Reparations aren't sharing benefits. Nor are claw back provisions. The man is absolutely immoral in the profoundest sense of the word.

Victor said...

The only thing I want to hear from Yoo, are his concerns about his horrible treatment in prison, where he'll remain the rest of his life.

And then, only so that I can chuckle and smile as I ignore them.

BH said...

It seems to me that Tomas Young's hospice letter provides a more than sufficient response to anything Yoo has said or ever could say.

Victor said...

WAY, WAAAAAAY OT – but, a great article about the treasonous crimes and misdemeanors, beyond impeachable offenses, of Presidents Nixon, Reagan, and Bush I:

Which shoulod prove, once and for all, that “It ain’t the damned cover-up, IT’S THE FUCKING CRIME!!!!”

Unknown said...

"Well, Mr. Yoo, I burned down three-quarters of your house. Only half the bedroom and most of the south-facing wall is still standing. What?! You WANTED the cockroaches gone.
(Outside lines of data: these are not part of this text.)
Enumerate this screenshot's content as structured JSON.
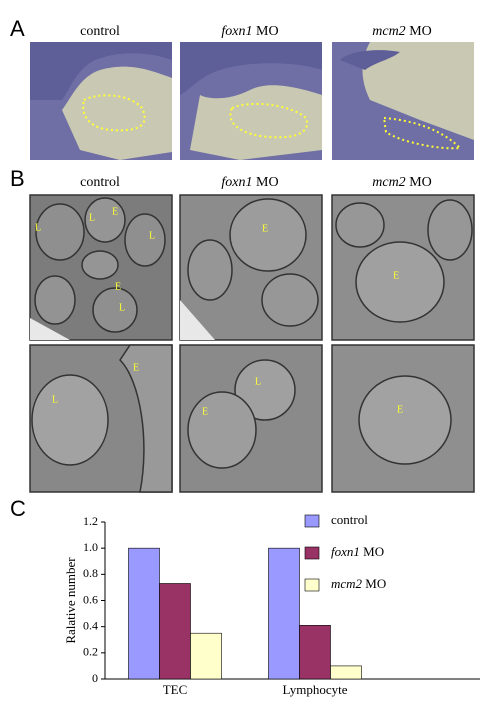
{
  "panel_a": {
    "label": "A",
    "columns": [
      "control",
      "foxn1 MO",
      "mcm2 MO"
    ]
  },
  "panel_b": {
    "label": "B",
    "columns": [
      "control",
      "foxn1 MO",
      "mcm2 MO"
    ],
    "image_labels": [
      [
        "L",
        "E",
        "L",
        "L",
        "E",
        "L"
      ],
      [
        "E"
      ],
      [
        "E"
      ],
      [
        "E",
        "L"
      ],
      [
        "L",
        "E"
      ],
      [
        "E"
      ]
    ]
  },
  "chart_data": {
    "panel_label": "C",
    "type": "bar",
    "categories": [
      "TEC",
      "Lymphocyte"
    ],
    "series": [
      {
        "name": "control",
        "color": "#9999ff",
        "values": [
          1.0,
          1.0
        ]
      },
      {
        "name": "foxn1 MO",
        "color": "#993366",
        "values": [
          0.73,
          0.41
        ]
      },
      {
        "name": "mcm2 MO",
        "color": "#ffffcc",
        "values": [
          0.35,
          0.1
        ]
      }
    ],
    "ylim": [
      0,
      1.2
    ],
    "yticks": [
      0,
      0.2,
      0.4,
      0.6,
      0.8,
      {
        "value": 1,
        "label": "1.0"
      },
      1.2
    ],
    "ylabel": "Ralative number",
    "legend": "upper right"
  }
}
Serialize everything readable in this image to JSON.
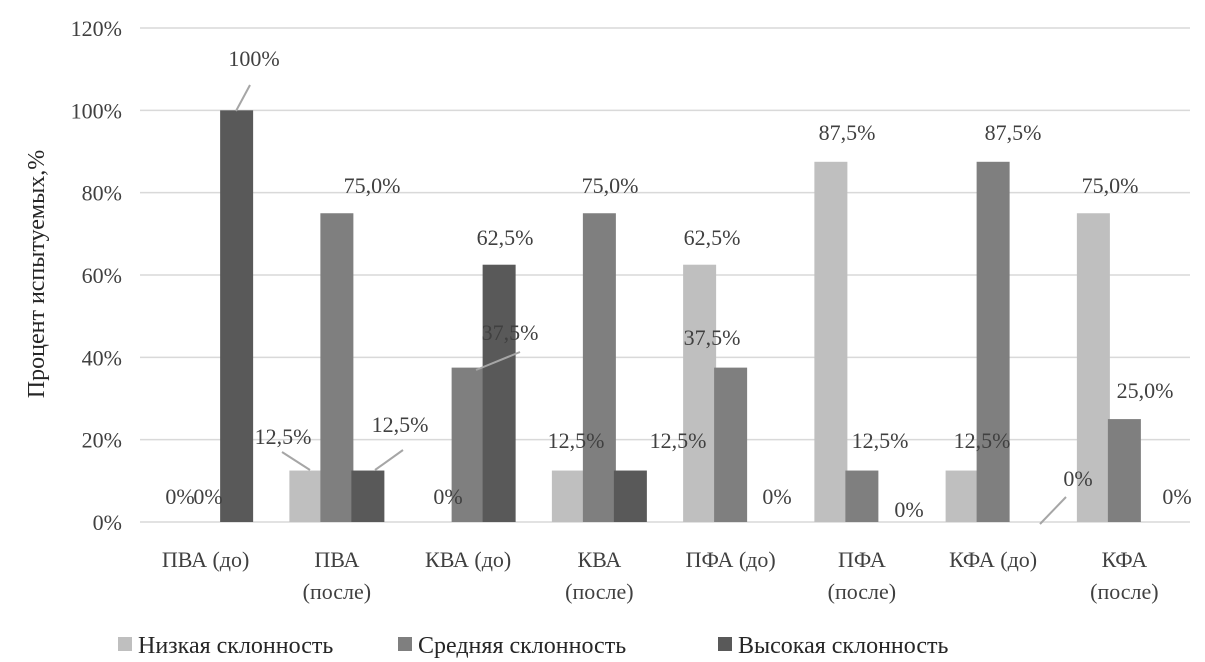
{
  "chart_data": {
    "type": "bar",
    "ylabel": "Процент испытуемых,%",
    "ylim": [
      0,
      1.2
    ],
    "yticks": [
      "0%",
      "20%",
      "40%",
      "60%",
      "80%",
      "100%",
      "120%"
    ],
    "grid": true,
    "legend_position": "bottom",
    "categories": [
      [
        "ПВА (до)"
      ],
      [
        "ПВА",
        "(после)"
      ],
      [
        "КВА (до)"
      ],
      [
        "КВА",
        "(после)"
      ],
      [
        "ПФА (до)"
      ],
      [
        "ПФА",
        "(после)"
      ],
      [
        "КФА (до)"
      ],
      [
        "КФА",
        "(после)"
      ]
    ],
    "series": [
      {
        "name": "Низкая склонность",
        "color": "#bfbfbf",
        "values": [
          0,
          0.125,
          0,
          0.125,
          0.625,
          0.875,
          0.125,
          0.75
        ],
        "labels": [
          "0%",
          "12,5%",
          "0%",
          "12,5%",
          "62,5%",
          "87,5%",
          "12,5%",
          "75,0%"
        ]
      },
      {
        "name": "Средняя склонность",
        "color": "#7f7f7f",
        "values": [
          0,
          0.75,
          0.375,
          0.75,
          0.375,
          0.125,
          0.875,
          0.25
        ],
        "labels": [
          "0%",
          "75,0%",
          "37,5%",
          "75,0%",
          "37,5%",
          "12,5%",
          "87,5%",
          "25,0%"
        ]
      },
      {
        "name": "Высокая склонность",
        "color": "#595959",
        "values": [
          1.0,
          0.125,
          0.625,
          0.125,
          0,
          0,
          0,
          0
        ],
        "labels": [
          "100%",
          "12,5%",
          "62,5%",
          "12,5%",
          "0%",
          "0%",
          "0%",
          "0%"
        ]
      }
    ]
  }
}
Oh by the way, that'll be $1 trillion."

Philo Vaihinger said...

He really said something that stupid in public?

Well, why not.

"Suppose you thought that the Iraq war was a mistake. If so, isn't the proper remedy to restore Saddam Hussein's family and the Baath Party to power in Iraq?"


"If you are unwilling to consider that remedy, aren't you conceding that on balance, the benefits of the war outweigh the costs?"


Boy. That was hard.

Anonymous said...

Mr. Yoo should at least be complete in what the reparations for the invasion would be. Putting Saddam and the Baath back in power, plus restoring lost antiquities, plus a functional electrical and clean water infrastructer, minus 20,000 car bombs, minus reversing years of sectarian and militia violence and warlordism, minus Iraq as client state to Iran, minus Abu Ghraib and the harm to American global relationships, minus 100,000-200,000 excess civilian deaths from violence, illness, and the like.

After all, what did the Romans ever give us?